Few places does this play out more than on resumes. Professionals at all experience levels strain and struggle to differentiate themselves, and not always with the intended results.
Harris Poll, on behalf of CareerBuilder, recently canvassed 2,201 hiring managers and HR people across an array of industries and company sizes.
The question: What are the biggest resume turnoffs?
- Best of breed: 38%
- Go-getter: 27%
- Think outside of the box: 26%
- Synergy: 22%
- Go-to person: 22%
- Thought leadership: 16%
- Value added: 16%
These Words Get You Noticed
As for what folks thought was the most effective terms used on the resumes, here are some of those:
- Achieved: 52%
- Improved: 48%
- Trained/mentored: 47%
- Managed: 44%
- Created: 43%
- Resolved: 40%
- Volunteered: 35%
The difference seems to be the first list is simply over-hyped descriptions, while the second is more a set of specific accomplishments.

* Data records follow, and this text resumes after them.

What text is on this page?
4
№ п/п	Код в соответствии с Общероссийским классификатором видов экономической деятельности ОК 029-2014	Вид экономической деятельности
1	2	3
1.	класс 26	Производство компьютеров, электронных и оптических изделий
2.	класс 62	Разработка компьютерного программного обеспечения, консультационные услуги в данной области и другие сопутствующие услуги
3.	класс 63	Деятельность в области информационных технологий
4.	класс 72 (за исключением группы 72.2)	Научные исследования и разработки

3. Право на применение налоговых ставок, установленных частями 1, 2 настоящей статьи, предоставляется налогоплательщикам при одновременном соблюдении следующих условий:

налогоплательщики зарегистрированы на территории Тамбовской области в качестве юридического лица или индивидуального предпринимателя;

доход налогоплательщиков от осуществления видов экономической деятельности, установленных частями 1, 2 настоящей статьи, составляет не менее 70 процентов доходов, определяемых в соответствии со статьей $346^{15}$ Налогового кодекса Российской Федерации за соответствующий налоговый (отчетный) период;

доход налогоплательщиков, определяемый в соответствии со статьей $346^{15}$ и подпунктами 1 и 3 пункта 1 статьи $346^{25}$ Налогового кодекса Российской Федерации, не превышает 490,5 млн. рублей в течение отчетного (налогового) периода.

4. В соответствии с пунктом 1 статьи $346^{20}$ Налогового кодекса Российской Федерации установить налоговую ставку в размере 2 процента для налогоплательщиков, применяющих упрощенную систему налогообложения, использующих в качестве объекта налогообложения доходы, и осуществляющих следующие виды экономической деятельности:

But even though “thought leadership” and “synergy” may be grating to some, it doesn’t mean you should never use them.
Suzanne Lucas, the Evil HR Lady and a columnist for Inc.com, suggests that it could be worth it to “stop and realize your own biases and maybe vow to spend a bit more time looking at resumes.
After all, it’s not about what the resume says (unless you’re hiring professional resume writers); it’s about what the person can do for you.